L’affaire a fait grand bruit dans la cité en 2021. Laye Sékou Condé, chauffeur, demeurant au quartier Kakimbo, dans la commune de Ratoma, a été accusé par Fanta Condé, sa fille adoptive (sa cousine en réalité), de l’avoir violée à maintes reprises. Des viols qui se seraient produits dans la concession familiale, mais aussi dans une boutique. Son procès a démarré le 13 février devant le tribunal criminel de Dixinn. A la barre, Laye Sékou Condé a réfuté ces accusations de viol. Il accuse son employeur d’avoir manœuvré pour l’emprisonner : « C’est un simple montage de mon patron, El Hadj Hamidou Barry. Je n’ai jamais violé Fanta Condé, je ne peux même pas imaginer faire de telles choses. Elle a grandi avec moi ». Selon lui, sa mésaventure est partie d’une incompréhension avec son employeur, quand il a perdu sa femme : « J’ai ramené tous les enfants au village. Ma famille voulait que je revienne avec eux, je leur ai dit d’attendre que je me remarie. C’est ce qui fût fait. Mais avant mon retour, le patron avait déjà vendu le camion que je conduisais. Il m’a demandé de travailler dans sa boutique. Il me devait de l’argent, on s’est disputé ». Avant cette dispute, El Hamidou Barry aurait sollicité et obtenu que la nouvelle femme de l’accusé soit sa domestique : « C’est à partir de là que Fanta Condé s’est connue avec les enfants du patron.

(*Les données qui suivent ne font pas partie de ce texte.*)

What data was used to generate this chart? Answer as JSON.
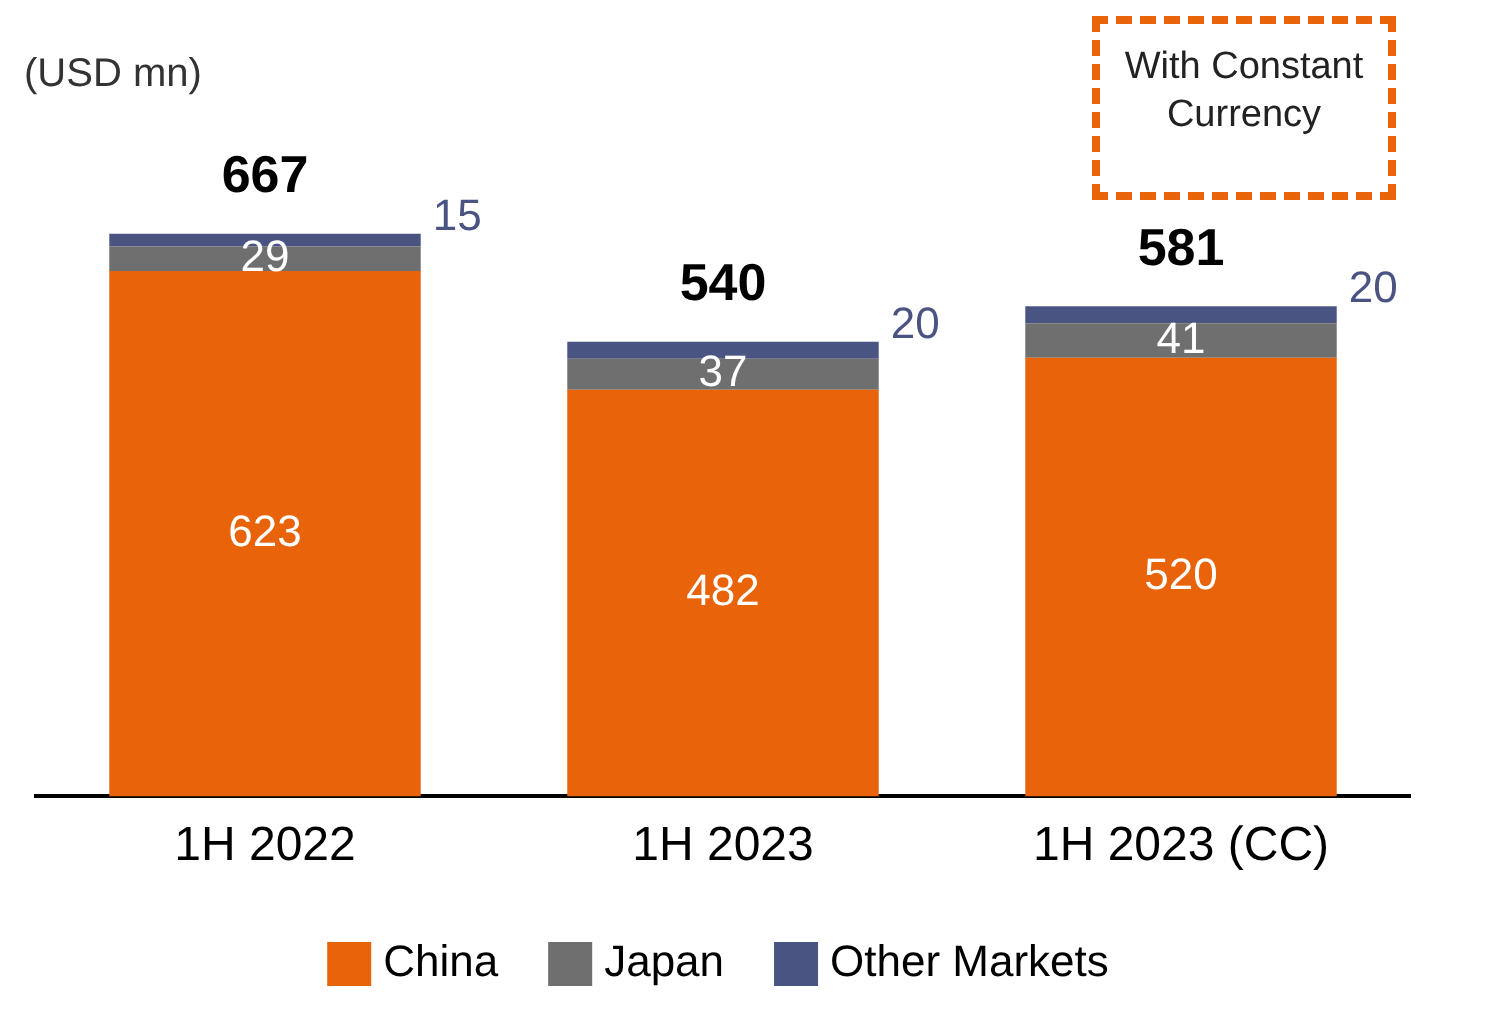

Elle était devenue amie à eux tous. Dès que j’ai parlé de mon argent, il a inventé cette affaire. C’est mon patron qui m’a emprisonné ». Pourtant, à l’enquête préliminaire et devant le juge d’instruction, Laye Sékou Condé a reconnu sans ambages les charges articulées contre lui. A la barre, il fait machine arrière : « Je n’ai jamais rien reconnu, je n’ai rien fait ».
« Elle avait un amant »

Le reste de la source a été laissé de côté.